I recently bought a great big bag of Garlic at Cash and Carry and frankly I knew I couldn't use it up that fast. So, I decided to roast about 8 heads of it. The first night, we ate it spread on sliced toasted Baguettes (mine was Gluten Free) and then a few days later I added it to a Gravy for a Pork Roast. Finally, I decided to make a Roasted Garlic Vinaigrette and it was so delicious that is now one of my favorite Salad Dressings!  It emulsifies the Vinegar and Olive Oil making it rich and creamy. The roasted garlic flavor blends so well into the Vinaigrette that it doesn't have a strong garlic flavor. It's wonderful. I only made enough for a small salad so double this recipe if you are serving more than 2 people. I used it to dress a salad composed of Arugula, Baby Kale, Cucumbers, Tomatoes and Pine Nuts and I loved it!

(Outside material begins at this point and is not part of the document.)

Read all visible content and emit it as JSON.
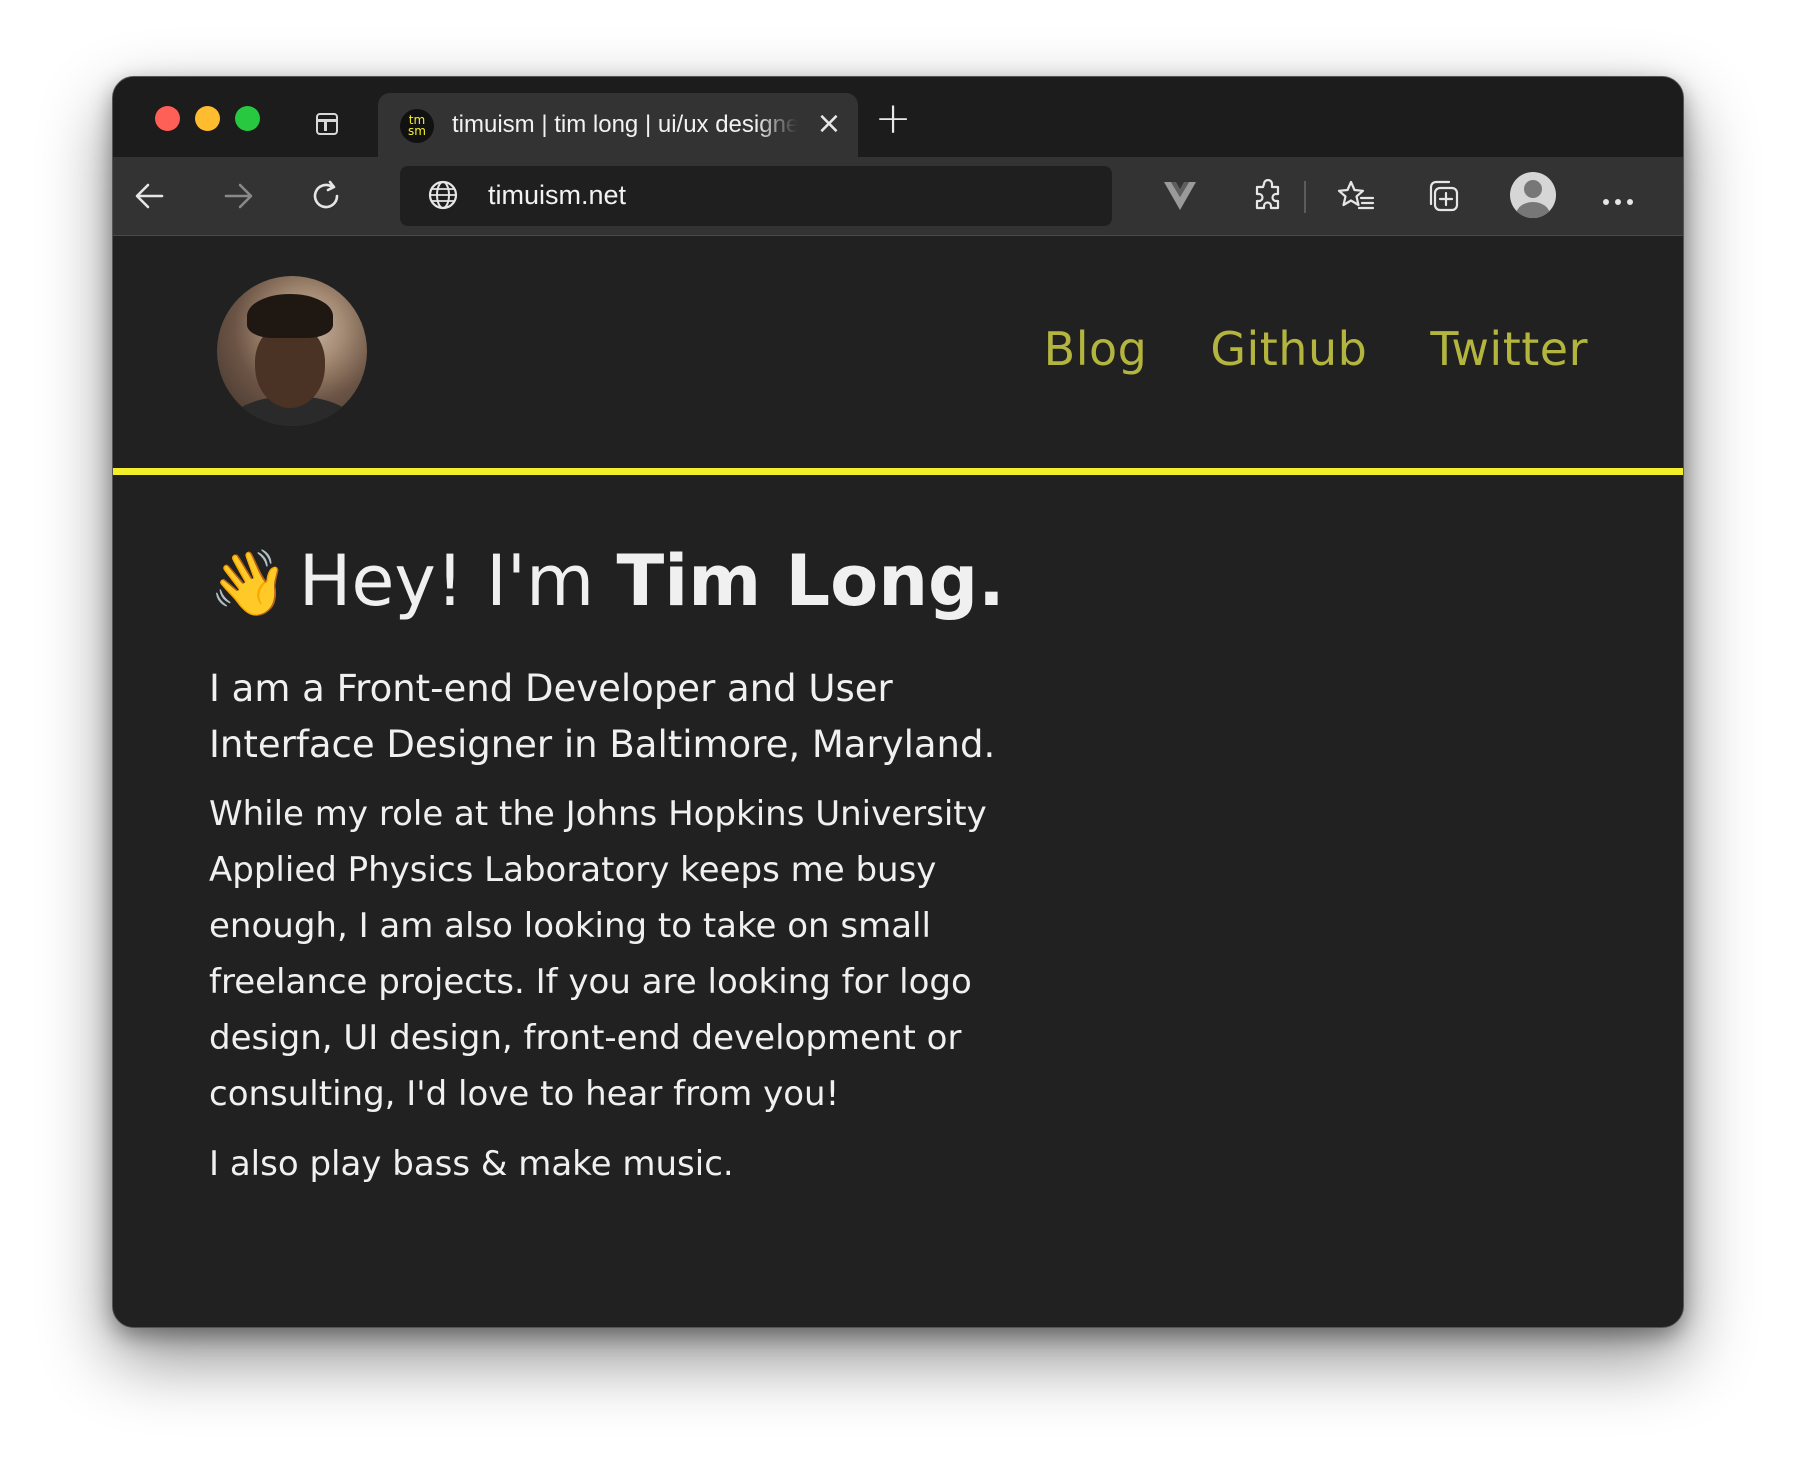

Roasted Garlic Vinaigrette


2 Heads of Roasted Garlic (recipe below) - individual cloves squeezed out (should equal about 3 heaping Tablespoons)

1/4 cup Olive Oil
2 Tablespoons White Wine Vinegar
1/2 teaspoon Sugar
1/2 teaspoon Salt

In a mixing bowl, mash the Roasted Garlic with a fork. Add in the Olive Oil, Vinegar, Sugar and Salt.  Stir to combine and then use a stick blender to puree.  Serve over the Salad Greens of your choice.


Simple Roast Garlic


2 heads Garlic

1 Tablespoon Olive Oil
sprinkling of Sea Salt

Heat the oven to 450 degrees  Cut the top 1/4 of the head of Garlic off to expose the Cloves. Place them into a piece of foil and drizzle the Olive Oil on top and wrap foil up around the garlic and seal. Place on a boing sheet and roast in the oven for 50 minutes. Remove from oven. Open the foil pouch and test the softness of the Garlic with a sharp knife. If it is soft enough, let cool. If it is still hard, return to the oven for an additional 10 minutes. Let cool until ready to use. The Roast Garlic can be made ahead of time and refrigerated. 


Five Element Analysis


Garlic belongs to the Metal Element and when it's cooked long and slow, it also caramelizes which gives it a bit of the Earth Element too. The Sugar brings in a bit more of the Earth Element and the Cucumbers add even more. The Fire Element is represented by the Arugula and the Tomatoes. The Olive Oil and Vinegar contribute the Wood Element as does the Baby Kale. Finally, the Pine Nuts make Sure the Water Element is present too!